Gary's Notebook


Statistics: P-value Explained

Posted on 2019-09-25

Informal Definition: The probability of getting the same distribution if the null hypothesis were true.

Example: you have a web page, and the average user time is 20 min. You change the page's background to yellow and wants to see if that increases user time.

  1. So you come up with two hypothesis, one is null hypothesis and the other is alternative hypothesis.
  2. H_0 (null hypothesis): Background makes no difference
  3. H_a (alternative hypothesis): If we change the background, avg user time increases
  4. You change the background, measure the avg user time. Say we find it to be 25 min. <— Now this seems to be more, but how sure how we? That’s where p-value come in.
  5. You calculate the p-value. P(time >= 25min | H_0 is true) What is the probability that if we DIDN'T change the background, we get the 25 min avg user time?
  6. You set a significance level such as alpha = 0.05. And you compare your p-value with alpha.

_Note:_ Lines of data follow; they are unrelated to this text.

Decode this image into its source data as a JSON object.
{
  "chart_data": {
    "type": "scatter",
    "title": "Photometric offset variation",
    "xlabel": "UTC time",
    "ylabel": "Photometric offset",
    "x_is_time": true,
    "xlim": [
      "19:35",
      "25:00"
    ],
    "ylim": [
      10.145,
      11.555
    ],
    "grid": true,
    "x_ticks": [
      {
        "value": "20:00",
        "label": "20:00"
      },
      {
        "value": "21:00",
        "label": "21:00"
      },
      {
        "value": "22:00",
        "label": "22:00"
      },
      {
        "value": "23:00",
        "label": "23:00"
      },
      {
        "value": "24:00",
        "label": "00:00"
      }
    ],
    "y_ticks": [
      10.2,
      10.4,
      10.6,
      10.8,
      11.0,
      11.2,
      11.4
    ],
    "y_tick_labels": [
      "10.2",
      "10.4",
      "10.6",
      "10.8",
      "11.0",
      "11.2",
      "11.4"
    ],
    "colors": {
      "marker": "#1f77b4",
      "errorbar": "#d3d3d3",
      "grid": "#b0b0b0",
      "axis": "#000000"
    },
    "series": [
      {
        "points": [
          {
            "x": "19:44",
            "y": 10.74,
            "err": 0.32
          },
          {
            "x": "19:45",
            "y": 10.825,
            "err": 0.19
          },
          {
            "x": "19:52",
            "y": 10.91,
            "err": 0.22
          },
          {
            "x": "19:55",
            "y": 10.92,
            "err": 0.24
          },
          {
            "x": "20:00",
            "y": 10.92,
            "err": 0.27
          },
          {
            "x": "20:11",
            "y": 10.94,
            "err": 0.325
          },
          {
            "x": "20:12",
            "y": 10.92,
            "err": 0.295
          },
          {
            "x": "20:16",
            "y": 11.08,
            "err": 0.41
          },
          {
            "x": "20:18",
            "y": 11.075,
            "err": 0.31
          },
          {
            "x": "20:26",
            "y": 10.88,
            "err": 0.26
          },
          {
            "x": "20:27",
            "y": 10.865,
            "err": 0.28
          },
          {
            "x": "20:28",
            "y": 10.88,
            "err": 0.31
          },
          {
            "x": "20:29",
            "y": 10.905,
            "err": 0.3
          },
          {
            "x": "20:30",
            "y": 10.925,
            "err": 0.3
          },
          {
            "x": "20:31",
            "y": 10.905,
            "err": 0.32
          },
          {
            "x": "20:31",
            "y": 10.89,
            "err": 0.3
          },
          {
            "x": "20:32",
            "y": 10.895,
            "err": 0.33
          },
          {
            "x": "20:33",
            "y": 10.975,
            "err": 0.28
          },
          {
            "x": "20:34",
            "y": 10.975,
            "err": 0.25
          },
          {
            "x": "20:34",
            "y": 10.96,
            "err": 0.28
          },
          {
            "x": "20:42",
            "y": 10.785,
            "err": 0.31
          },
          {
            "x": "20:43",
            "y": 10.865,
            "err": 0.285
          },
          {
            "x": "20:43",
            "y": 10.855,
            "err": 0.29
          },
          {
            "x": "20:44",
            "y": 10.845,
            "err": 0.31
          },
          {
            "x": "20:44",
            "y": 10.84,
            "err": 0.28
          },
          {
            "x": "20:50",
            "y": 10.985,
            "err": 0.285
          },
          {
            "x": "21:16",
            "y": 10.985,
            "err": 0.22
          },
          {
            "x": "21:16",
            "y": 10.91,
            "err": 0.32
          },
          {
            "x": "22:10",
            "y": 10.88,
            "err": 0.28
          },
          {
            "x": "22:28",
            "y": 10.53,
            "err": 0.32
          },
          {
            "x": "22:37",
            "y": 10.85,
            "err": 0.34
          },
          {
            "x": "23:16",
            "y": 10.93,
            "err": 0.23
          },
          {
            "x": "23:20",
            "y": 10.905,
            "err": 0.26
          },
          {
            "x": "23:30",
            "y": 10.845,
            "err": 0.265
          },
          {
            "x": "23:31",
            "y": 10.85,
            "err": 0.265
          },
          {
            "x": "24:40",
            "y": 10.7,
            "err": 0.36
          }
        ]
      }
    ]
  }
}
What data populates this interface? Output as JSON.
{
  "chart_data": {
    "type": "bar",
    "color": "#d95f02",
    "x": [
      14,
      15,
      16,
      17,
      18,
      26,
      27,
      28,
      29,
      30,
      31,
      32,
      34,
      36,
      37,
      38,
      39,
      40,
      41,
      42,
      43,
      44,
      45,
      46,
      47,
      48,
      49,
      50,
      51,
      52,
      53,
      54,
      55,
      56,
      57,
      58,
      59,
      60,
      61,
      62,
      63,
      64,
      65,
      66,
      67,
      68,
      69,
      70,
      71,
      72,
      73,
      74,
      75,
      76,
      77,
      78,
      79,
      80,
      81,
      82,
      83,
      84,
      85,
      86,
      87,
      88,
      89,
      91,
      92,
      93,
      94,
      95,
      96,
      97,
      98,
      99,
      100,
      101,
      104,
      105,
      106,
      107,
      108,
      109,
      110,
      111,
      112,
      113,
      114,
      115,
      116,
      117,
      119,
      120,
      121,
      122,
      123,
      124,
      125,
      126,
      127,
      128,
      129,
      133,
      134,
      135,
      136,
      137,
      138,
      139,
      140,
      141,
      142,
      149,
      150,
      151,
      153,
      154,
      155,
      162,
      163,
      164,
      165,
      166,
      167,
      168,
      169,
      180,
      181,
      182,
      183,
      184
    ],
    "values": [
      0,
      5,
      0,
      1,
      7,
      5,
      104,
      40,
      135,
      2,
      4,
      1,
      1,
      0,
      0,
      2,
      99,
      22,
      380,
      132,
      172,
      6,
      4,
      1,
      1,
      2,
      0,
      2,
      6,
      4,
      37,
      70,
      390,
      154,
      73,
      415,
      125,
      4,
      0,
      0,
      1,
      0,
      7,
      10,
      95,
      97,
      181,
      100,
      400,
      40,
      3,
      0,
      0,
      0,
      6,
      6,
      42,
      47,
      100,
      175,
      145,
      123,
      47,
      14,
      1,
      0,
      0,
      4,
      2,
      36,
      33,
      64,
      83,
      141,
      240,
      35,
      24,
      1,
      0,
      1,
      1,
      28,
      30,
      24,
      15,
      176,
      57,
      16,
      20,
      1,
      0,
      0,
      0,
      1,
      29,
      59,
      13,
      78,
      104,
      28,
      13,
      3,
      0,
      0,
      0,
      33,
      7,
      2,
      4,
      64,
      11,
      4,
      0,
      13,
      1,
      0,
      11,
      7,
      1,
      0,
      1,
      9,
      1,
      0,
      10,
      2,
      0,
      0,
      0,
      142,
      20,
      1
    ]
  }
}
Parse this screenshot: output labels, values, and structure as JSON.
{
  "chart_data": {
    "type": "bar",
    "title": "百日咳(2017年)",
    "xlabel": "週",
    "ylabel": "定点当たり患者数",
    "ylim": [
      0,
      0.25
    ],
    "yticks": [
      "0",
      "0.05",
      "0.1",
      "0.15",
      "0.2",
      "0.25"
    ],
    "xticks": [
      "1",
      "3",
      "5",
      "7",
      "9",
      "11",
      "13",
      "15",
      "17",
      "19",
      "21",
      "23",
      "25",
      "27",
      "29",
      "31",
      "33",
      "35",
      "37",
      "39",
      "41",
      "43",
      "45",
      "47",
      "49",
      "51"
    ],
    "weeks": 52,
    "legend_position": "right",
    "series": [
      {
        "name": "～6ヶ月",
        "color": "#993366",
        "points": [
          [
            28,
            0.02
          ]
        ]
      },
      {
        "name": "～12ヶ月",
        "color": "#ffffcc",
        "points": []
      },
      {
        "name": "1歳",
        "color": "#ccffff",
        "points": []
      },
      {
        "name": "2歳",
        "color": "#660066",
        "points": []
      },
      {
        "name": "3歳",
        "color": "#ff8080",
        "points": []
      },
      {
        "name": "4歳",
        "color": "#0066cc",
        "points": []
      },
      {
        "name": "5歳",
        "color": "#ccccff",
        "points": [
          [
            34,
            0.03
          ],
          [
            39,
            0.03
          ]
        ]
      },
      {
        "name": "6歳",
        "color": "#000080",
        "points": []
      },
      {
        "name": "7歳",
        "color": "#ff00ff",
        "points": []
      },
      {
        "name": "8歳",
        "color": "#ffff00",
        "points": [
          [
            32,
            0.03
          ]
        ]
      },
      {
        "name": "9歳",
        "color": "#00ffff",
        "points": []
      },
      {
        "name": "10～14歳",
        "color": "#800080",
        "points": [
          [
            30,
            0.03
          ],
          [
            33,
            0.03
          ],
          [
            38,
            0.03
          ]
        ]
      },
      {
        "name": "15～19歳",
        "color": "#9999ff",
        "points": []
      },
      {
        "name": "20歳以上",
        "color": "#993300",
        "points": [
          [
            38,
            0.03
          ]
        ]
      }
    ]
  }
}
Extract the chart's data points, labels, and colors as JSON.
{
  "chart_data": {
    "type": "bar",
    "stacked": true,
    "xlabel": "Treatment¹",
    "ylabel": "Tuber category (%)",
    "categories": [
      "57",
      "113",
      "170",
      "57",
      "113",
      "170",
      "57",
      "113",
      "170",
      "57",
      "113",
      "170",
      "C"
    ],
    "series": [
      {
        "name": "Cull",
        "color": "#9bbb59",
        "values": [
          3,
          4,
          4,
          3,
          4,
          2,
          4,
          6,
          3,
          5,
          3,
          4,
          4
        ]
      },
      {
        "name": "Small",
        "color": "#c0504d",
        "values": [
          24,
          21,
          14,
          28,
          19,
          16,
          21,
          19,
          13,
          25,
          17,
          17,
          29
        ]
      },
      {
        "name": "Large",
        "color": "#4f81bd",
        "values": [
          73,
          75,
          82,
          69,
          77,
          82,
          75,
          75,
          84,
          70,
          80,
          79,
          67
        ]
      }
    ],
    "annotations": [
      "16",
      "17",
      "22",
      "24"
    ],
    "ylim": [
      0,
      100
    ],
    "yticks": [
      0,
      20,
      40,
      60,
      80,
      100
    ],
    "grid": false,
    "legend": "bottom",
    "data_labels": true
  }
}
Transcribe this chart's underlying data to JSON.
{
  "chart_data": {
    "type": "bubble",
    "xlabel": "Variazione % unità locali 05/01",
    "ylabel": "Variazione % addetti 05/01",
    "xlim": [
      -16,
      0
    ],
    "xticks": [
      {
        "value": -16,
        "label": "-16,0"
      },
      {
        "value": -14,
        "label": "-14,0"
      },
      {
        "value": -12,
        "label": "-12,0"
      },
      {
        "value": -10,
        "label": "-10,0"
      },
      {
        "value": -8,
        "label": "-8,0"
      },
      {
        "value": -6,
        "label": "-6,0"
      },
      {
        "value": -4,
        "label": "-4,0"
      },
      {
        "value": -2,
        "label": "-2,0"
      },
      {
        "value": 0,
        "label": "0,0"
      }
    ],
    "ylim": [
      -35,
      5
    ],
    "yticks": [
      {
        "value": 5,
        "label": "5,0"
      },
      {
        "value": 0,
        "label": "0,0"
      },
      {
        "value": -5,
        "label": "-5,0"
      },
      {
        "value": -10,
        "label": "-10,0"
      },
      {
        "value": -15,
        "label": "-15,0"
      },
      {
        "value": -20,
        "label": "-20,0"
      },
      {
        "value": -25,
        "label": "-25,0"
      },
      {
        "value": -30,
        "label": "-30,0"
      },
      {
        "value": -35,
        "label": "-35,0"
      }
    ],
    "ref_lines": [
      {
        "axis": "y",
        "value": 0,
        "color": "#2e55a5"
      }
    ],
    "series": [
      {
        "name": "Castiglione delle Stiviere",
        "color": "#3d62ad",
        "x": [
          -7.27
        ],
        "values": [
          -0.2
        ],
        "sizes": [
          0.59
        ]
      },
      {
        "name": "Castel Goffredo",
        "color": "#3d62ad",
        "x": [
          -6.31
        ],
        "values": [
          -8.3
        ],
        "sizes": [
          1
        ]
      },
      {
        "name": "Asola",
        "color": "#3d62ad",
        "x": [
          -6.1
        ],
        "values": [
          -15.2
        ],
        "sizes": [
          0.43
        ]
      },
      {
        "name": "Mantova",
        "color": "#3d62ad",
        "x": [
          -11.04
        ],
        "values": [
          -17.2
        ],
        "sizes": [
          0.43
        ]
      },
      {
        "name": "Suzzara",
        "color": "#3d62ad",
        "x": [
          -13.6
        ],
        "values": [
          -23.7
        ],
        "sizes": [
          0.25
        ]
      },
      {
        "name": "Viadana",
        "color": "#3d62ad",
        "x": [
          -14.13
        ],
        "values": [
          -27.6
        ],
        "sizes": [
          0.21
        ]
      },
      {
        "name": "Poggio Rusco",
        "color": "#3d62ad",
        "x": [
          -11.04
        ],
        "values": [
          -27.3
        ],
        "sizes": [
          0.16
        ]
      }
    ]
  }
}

If p-value >= alpha, it means that it’s possible that even if you didn’t change the background, you would still get 25 min avg user time. The significance of the difference is not enough. So you do not reject the null hypothesis, because it’s possible that null hypothesis still stands. (Note that we never “accept” the null hypothesis. We just do not reject it.)

If p-value < alpha, you can safely reject the null hypothesis because if you didn’t change the background, it’s very unlikely that you would get that 25 min avg user time.